Nel rapporto di coppia, l’amore mi è sempre interessato poco, forse perché non volendo figli non ho mai avuto la necessità di trovare una persona con cui costruire qualcosa. Inoltre l'amore è un sentimento ondivago, che a un certo punto finisce: la maggior parte delle coppie resta insieme per paura della solitudine. Io invece ho bisogno di libertà e solitudine piuttosto che di compagnia…

Da dove nasce questa poca fiducia verso l'amore?

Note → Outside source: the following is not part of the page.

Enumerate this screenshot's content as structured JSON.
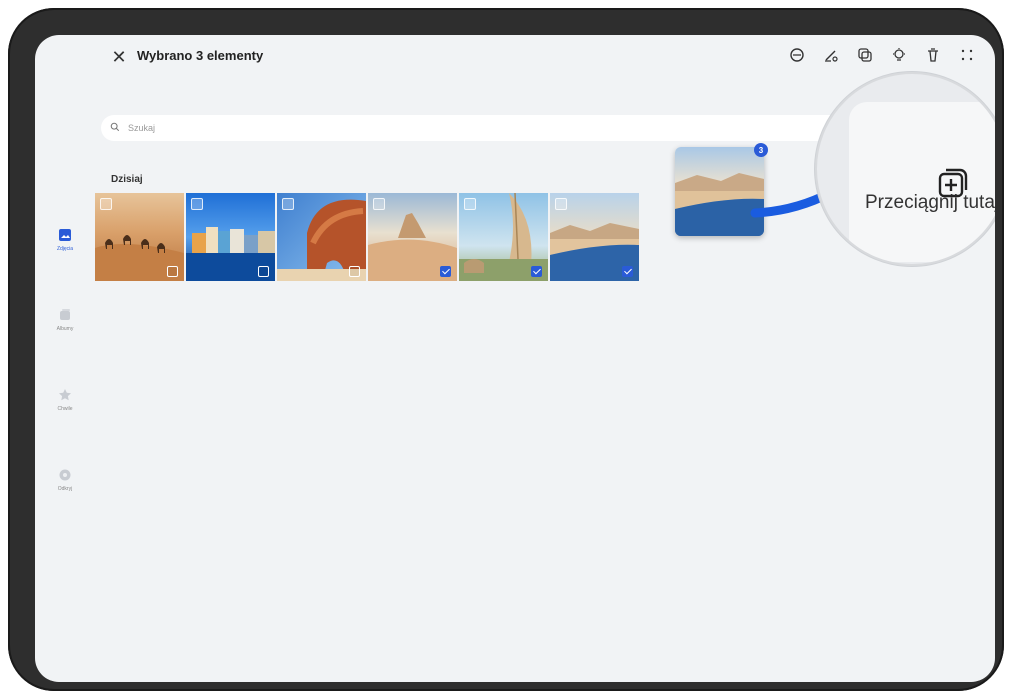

Ho sempre avuto una forte empatia e un grande spirito di osservazione: fin da piccola, parlavo poco e ascoltavo molto. Mi è bastato poco, quindi, per rendermi conto di essere circondata da persone che non erano davvero adulte: pochi sanno mantenere la parola data o affrontare le proprie paure. Le mie idee nascono pertanto dall'osservazione della realtà che mi circonda.

Crede però che, almeno per quanto riguarda l'intimità, oggi i rapporti di coppia siano più liberi ed emancipati?

Viviamo un una società ancora molto moralistica. Solo negli anni 70 c’era stata una effettiva liberalizzazione dei corpi e della sessualità, dopodiché siamo tornati alla repressione. Oggi la valvola di sfogo è l'uso e abuso della pornografia che poi è spesso legata a fantasie contorte di possessione e dominazione. Ma non credo che questa possa essere considerata come una libertà sessuale: forse è più figlia della moralizzazione, che le religioni hanno sempre usato come leve. I tabù sono preziosi per il potere perché rappresentano dei forti strumenti di controllo delle coscienze. L'aspetto deprimente è che, in tutto questo, sono soprattutto le donne a pagare maggiormente la limitazione della sessualità.